Public Safety and Cybersecurity
the Cyber Security Market alone is projected at more than $170 Billion by 2020; we should invest in, develop and showcase Canadian innovation, expertise and thought leadership in this key global sector
equally important are investments in the technologies and the showcasing solutions that support Canada’s public safety providers, including first responders, emergency management offices, public safety agencies, hospitals, port and border services, utilities, and many others who play a crucial role in keeping Canada safe.
- Canada can take a lead in the adoption of energy-saving practices, using ICT to monitor, control and optimize the use of energy.
- Canada can also lead in the drive to save energy in the ICT environment itself, through projects that concentrate on “Green Data Centres’ and ‘Green Computing’.
- Use ICT to make all public buildings more efficient, and use public-private partners to spread proven practices into the marketplace.

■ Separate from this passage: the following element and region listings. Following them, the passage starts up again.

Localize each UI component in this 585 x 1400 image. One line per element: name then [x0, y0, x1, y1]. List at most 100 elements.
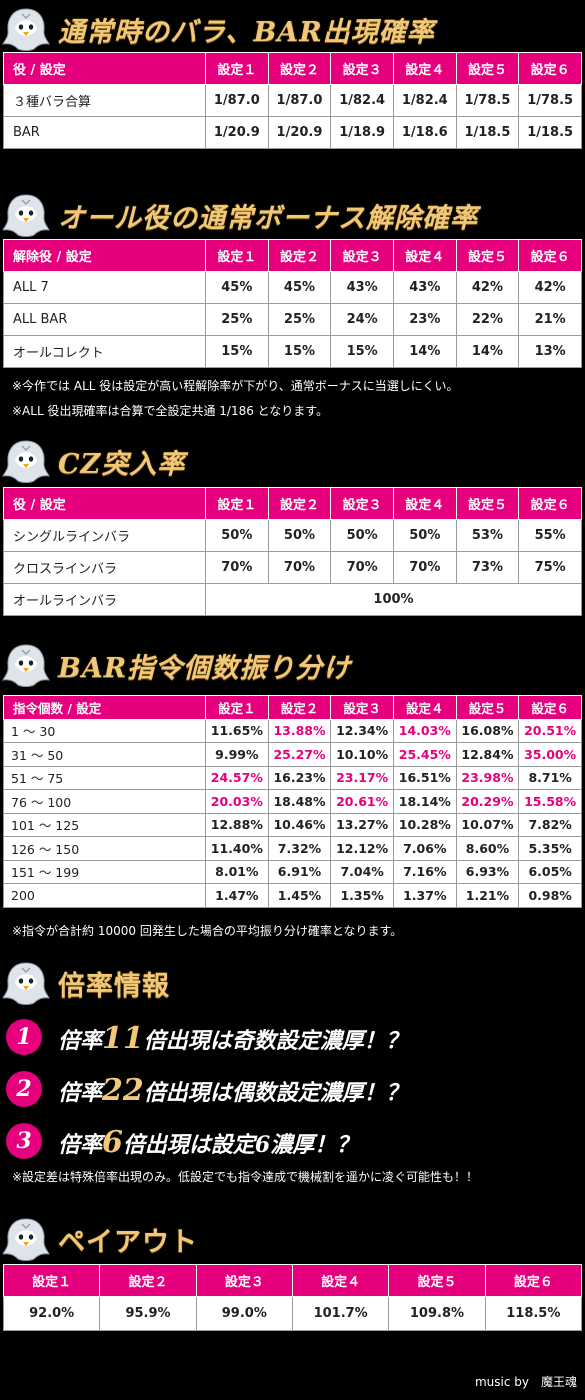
- cell-value: 15%: [330, 335, 394, 368]
- column-header: 設定４: [392, 52, 457, 85]
- cell-value: 118.5%: [484, 1296, 583, 1331]
- cell-value: 92.0%: [2, 1296, 101, 1331]
- cell-value: 1.45%: [267, 883, 332, 908]
- cell-value: 5.35%: [518, 836, 582, 861]
- section-header: CZ突入率: [0, 436, 585, 486]
- cell-value: 21%: [518, 303, 582, 336]
- table-row: 101 〜 125 12.88% 10.46% 13.27% 10.28% 10.07% 7…: [3, 812, 582, 837]
- column-header: 設定５: [455, 239, 520, 272]
- penguin-mascot-icon: [2, 438, 50, 484]
- column-header: 設定３: [330, 52, 394, 85]
- cell-value: 1/78.5: [455, 84, 520, 117]
- table-row: 76 〜 100 20.03% 18.48% 20.61% 18.14% 20.29% 15…: [3, 789, 582, 814]
- multiplier-prefix: 倍率: [58, 1080, 103, 1106]
- column-header: 設定１: [205, 239, 269, 272]
- row-label: オールコレクト: [3, 335, 206, 368]
- row-label: 31 〜 50: [3, 742, 206, 767]
- music-credit: music by 魔王魂: [474, 1375, 577, 1389]
- cell-value: 0.98%: [518, 883, 582, 908]
- cell-value: 9.99%: [205, 742, 269, 767]
- cell-value: 13.27%: [330, 812, 394, 837]
- cell-value: 50%: [330, 519, 394, 552]
- column-header: 設定４: [392, 487, 457, 520]
- cell-value: 1/87.0: [267, 84, 332, 117]
- table-row: ALL BAR 25% 25% 24% 23% 22% 21%: [3, 303, 582, 336]
- cell-value: 25.45%: [392, 742, 457, 767]
- cell-value: 11.65%: [205, 718, 269, 743]
- section-barcmd: BAR指令個数振り分け: [0, 640, 585, 690]
- column-header: 設定６: [518, 487, 582, 520]
- cell-value: 25.27%: [267, 742, 332, 767]
- row-label: 76 〜 100: [3, 789, 206, 814]
- penguin-mascot-icon: [2, 642, 50, 688]
- table-row: 126 〜 150 11.40% 7.32% 12.12% 7.06% 8.60% 5.35…: [3, 836, 582, 861]
- section-title: 倍率情報: [58, 971, 170, 1002]
- multiplier-value: 22: [102, 1073, 144, 1108]
- column-header: 設定６: [518, 239, 582, 272]
- cell-value: 6.93%: [455, 859, 520, 884]
- multiplier-text: 倍率6倍出現は設定6濃厚！？: [58, 1125, 358, 1160]
- table-row: シングルラインバラ 50% 50% 50% 50% 53% 55%: [3, 519, 582, 552]
- multiplier-value: 11: [102, 1021, 144, 1056]
- multiplier-suffix: 倍出現は奇数設定濃厚！？: [143, 1028, 408, 1054]
- multiplier-value: 6: [102, 1125, 123, 1160]
- cell-value: 16.51%: [392, 765, 457, 790]
- note: ※今作では ALL 役は設定が高い程解除率が下がり、通常ボーナスに当選しにくい。: [12, 379, 459, 393]
- cell-value: 1/18.5: [455, 116, 520, 149]
- payout-table: 設定１ 設定２ 設定３ 設定４ 設定５ 設定６ 92.0% 95.9% 99.0% 101.7% 1…: [2, 1264, 583, 1331]
- note: ※ALL 役出現確率は合算で全設定共通 1/186 となります。: [12, 404, 329, 418]
- cell-value: 15%: [205, 335, 269, 368]
- column-header: 設定２: [267, 239, 332, 272]
- row-label: クロスラインバラ: [3, 551, 206, 584]
- cell-value: 12.84%: [455, 742, 520, 767]
- multiplier-suffix: 倍出現は偶数設定濃厚！？: [143, 1080, 408, 1106]
- table-row: 1 〜 30 11.65% 13.88% 12.34% 14.03% 16.08% 20.5…: [3, 718, 582, 743]
- cell-value: 10.46%: [267, 812, 332, 837]
- column-header: 指令個数 / 設定: [3, 695, 206, 720]
- multiplier-item: 1 倍率11倍出現は奇数設定濃厚！？: [6, 1017, 566, 1057]
- cell-value: 7.32%: [267, 836, 332, 861]
- cell-value: 20.51%: [518, 718, 582, 743]
- cell-value: 8.71%: [518, 765, 582, 790]
- cell-value: 22%: [455, 303, 520, 336]
- cell-value: 6.05%: [518, 859, 582, 884]
- cell-value: 73%: [455, 551, 520, 584]
- column-header: 設定２: [267, 52, 332, 85]
- cell-value: 23%: [392, 303, 457, 336]
- cell-value: 8.01%: [205, 859, 269, 884]
- row-label: ALL 7: [3, 271, 206, 304]
- column-header: 設定３: [330, 239, 394, 272]
- cell-value: 20.61%: [330, 789, 394, 814]
- multiplier-suffix: 倍出現は設定6濃厚！？: [122, 1132, 359, 1158]
- cell-value: 14%: [392, 335, 457, 368]
- column-header: 設定６: [518, 52, 582, 85]
- row-label: シングルラインバラ: [3, 519, 206, 552]
- column-header: 設定１: [205, 487, 269, 520]
- column-header: 解除役 / 設定: [3, 239, 206, 272]
- multiplier-text: 倍率11倍出現は奇数設定濃厚！？: [58, 1021, 408, 1056]
- cell-value: 99.0%: [195, 1296, 293, 1331]
- cell-value: 1.47%: [205, 883, 269, 908]
- cell-value: 42%: [455, 271, 520, 304]
- cz-table: 役 / 設定 設定１ 設定２ 設定３ 設定４ 設定５ 設定６ シングルラインバラ 50% 50% 5…: [3, 487, 582, 616]
- section-title: ペイアウト: [58, 1227, 198, 1258]
- multiplier-prefix: 倍率: [58, 1132, 103, 1158]
- cell-value: 14.03%: [392, 718, 457, 743]
- section-header: 倍率情報: [0, 958, 585, 1008]
- column-header: 設定６: [484, 1264, 583, 1297]
- cell-value: 12.12%: [330, 836, 394, 861]
- row-label: 1 〜 30: [3, 718, 206, 743]
- cell-value: 70%: [392, 551, 457, 584]
- table-row: 31 〜 50 9.99% 25.27% 10.10% 25.45% 12.84% 35.0…: [3, 742, 582, 767]
- cell-value: 109.8%: [388, 1296, 486, 1331]
- number-badge: 1: [6, 1019, 42, 1055]
- cell-value: 101.7%: [291, 1296, 390, 1331]
- column-header: 設定５: [455, 52, 520, 85]
- cell-value: 8.60%: [455, 836, 520, 861]
- cell-value: 1/78.5: [518, 84, 582, 117]
- cell-value: 23.17%: [330, 765, 394, 790]
- column-header: 設定４: [392, 239, 457, 272]
- cell-value: 7.04%: [330, 859, 394, 884]
- row-label: BAR: [3, 116, 206, 149]
- section-allrole: オール役の通常ボーナス解除確率: [0, 190, 585, 240]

– Concentrate especially on services and technologies that provide preventative measures instead of dealing with a response to illness, plus basic wellness;
– Provide electronic records that connect communicate between doctors, hospitals and health care organizations.
All five areas require additional spending on education and human resources transformation, to end the mismatching of job skills and the requirements of the marketplace.
We urgently need to do two things. First, get measures underway now, today to set aside a very big, 4 percent of GDP infrastructure fund. Second, use leadership to set out the national priorities for spending -- spending that goes to productivity-enhancing,future-oriented infrastructure. We don’t need a national debate, or the usual Canadian handwringing. The trends are obvious about where we should be spending. Let’s get on with the job.